Rentrée d'espèce régulières sur les comptes en banque

Ces prostituées attiraient leurs clients via des annonces postées en ligne sur un site spécialisé. Les profils changeaient régulièrement, mais un numéro revenait souvent : celui de la propriétaire. Selon la prévenue, le profil qui a été créé en son nom est une tentative de chantage de la part de son "amie" qui l'avait dénoncé aux services sociaux. À la barre, elle affirme constituer en ce moment même un dossier pour saisir la justice de cette affaire.

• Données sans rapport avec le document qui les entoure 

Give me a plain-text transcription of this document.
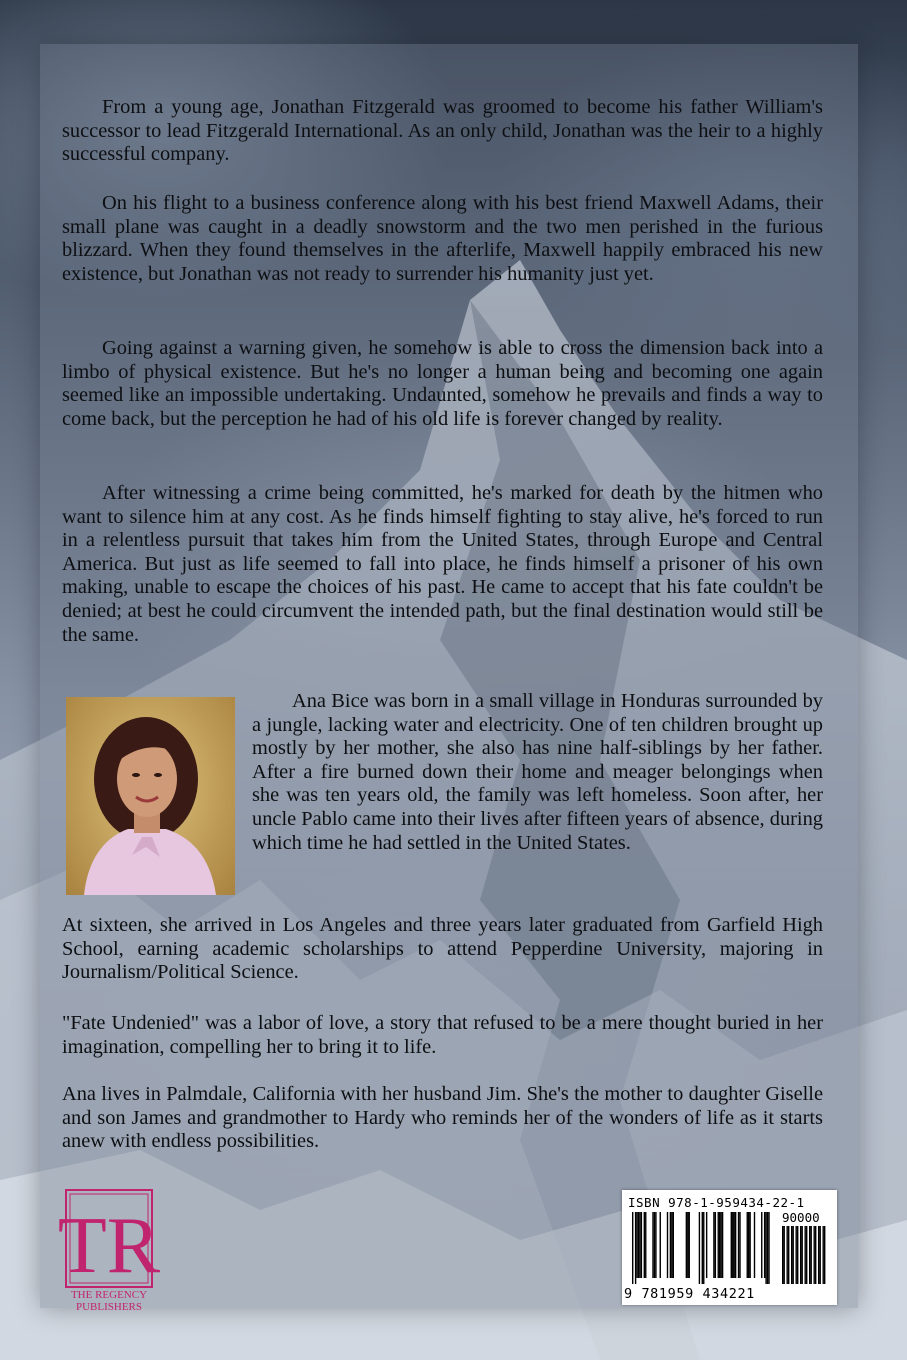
From a young age, Jonathan Fitzgerald was groomed to become his father William's successor to lead Fitzgerald International. As an only child, Jonathan was the heir to a highly successful company.

On his flight to a business conference along with his best friend Maxwell Adams, their small plane was caught in a deadly snowstorm and the two men perished in the furious blizzard. When they found themselves in the afterlife, Maxwell happily embraced his new existence, but Jonathan was not ready to surrender his humanity just yet.

Going against a warning given, he somehow is able to cross the dimension back into a limbo of physical existence. But he's no longer a human being and becoming one again seemed like an impossible undertaking. Undaunted, somehow he prevails and finds a way to come back, but the perception he had of his old life is forever changed by reality.

After witnessing a crime being committed, he's marked for death by the hitmen who want to silence him at any cost. As he finds himself fighting to stay alive, he's forced to run in a relentless pursuit that takes him from the United States, through Europe and Central America. But just as life seemed to fall into place, he finds himself a prisoner of his own making, unable to escape the choices of his past. He came to accept that his fate couldn't be denied; at best he could circumvent the intended path, but the final destination would still be the same.

Ana Bice was born in a small village in Honduras surrounded by a jungle, lacking water and electricity. One of ten children brought up mostly by her mother, she also has nine half-siblings by her father. After a fire burned down their home and meager belongings when she was ten years old, the family was left homeless. Soon after, her uncle Pablo came into their lives after fifteen years of absence, during which time he had settled in the United States.

At sixteen, she arrived in Los Angeles and three years later graduated from Garfield High School, earning academic scholarships to attend Pepperdine University, majoring in Journalism/Political Science.

"Fate Undenied" was a labor of love, a story that refused to be a mere thought buried in her imagination, compelling her to bring it to life.

Ana lives in Palmdale, California with her husband Jim. She's the mother to daughter Giselle and son James and grandmother to Hardy who reminds her of the wonders of life as it starts anew with endless possibilities.

TR
THE REGENCY
PUBLISHERS

ISBN 978-1-959434-22-1

90000

9 781959 434221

Les enquêteurs commencent cependant à s'intéresser un peu plus sur sa personnalité. Avec cette amie, elle se livrait elle-même à la prostitution il y a quelques années. Un temps désormais révolu selon la prévenue. Ses comptes en banque attirent également l'attention. Sur l'un entre eux, des rentrées d'espèces régulières sont suspectes. +100, +60, +300 euros à quelques jours d'intervalle. Ces sommes proviendraient selon elle de fonds récoltés pour une association. 

Pour le parquet, ces mouvements d'argent proviendraient plutôt des fruits de la location de son studio. Une petite habitation qu'elle avait d'abord proposée sur des plateformes en ligne. Mais la pression des taxes mis en place par ces entreprises l'a incité à gérer directement les réservations avec ses clients. Un studio qu'elle louait pour « 150 à 300 euros » par semaine selon elle, jusqu'à 600 euros selon certains éléments de l'enquête. 


« Elles vous faisaient des réductions ? Même pas ! »

A ses côtés deux hommes de 67 et 77 ans comparaissaient également devant le tribunal. Le premier pour avoir transporté contre 50 euros une des prostituées de la gare de Toulouse jusqu'au studio. Le sexagénaire était un ami et voisin de la propriétaire du logement. De temps en temps, il venait y faire de petits travaux et aurait découvert le poteau rose, alertant la prévenue des activités se déroulant dans le studio. 

Le septuagénaire, lui, s'occupait des allers-retours entre l'aéroport de Toulouse et l'appartement. Des trajets qu'il effectuait gratuitement. « Je suis en manque d'affection, je suis seul », explique-t-il à la barre, avouant avoir parfois recours aux services de celles qu'il transportait. Des trajets qui lui permettaient d'obtenir des rabais ? « Même pas ! », confie-t-il. « La vie est dure monsieur », rétorque la présidente du tribunal. 

A l'issue de l'audience, la prévenue a été condamnée à 24 mois de prison, dont 12 avec sursis et l'interdiction de louer le local pendant 3 ans. Le septuagénaire lui, est condamné à 12 mois de prison, dont 8 avec sursis, et le sexagénaire 5 mois de prison avec sursis. 

Les trois prévenus devront également régler solidairement la somme de 1200 euros à l'association « Équipe d'Action Contre le Proxénétisme», partie civile dans cette affaire au regard de son intérêt public.Les clients du studio comparaîtront, eux, devant le tribunal de police à la fin du mois.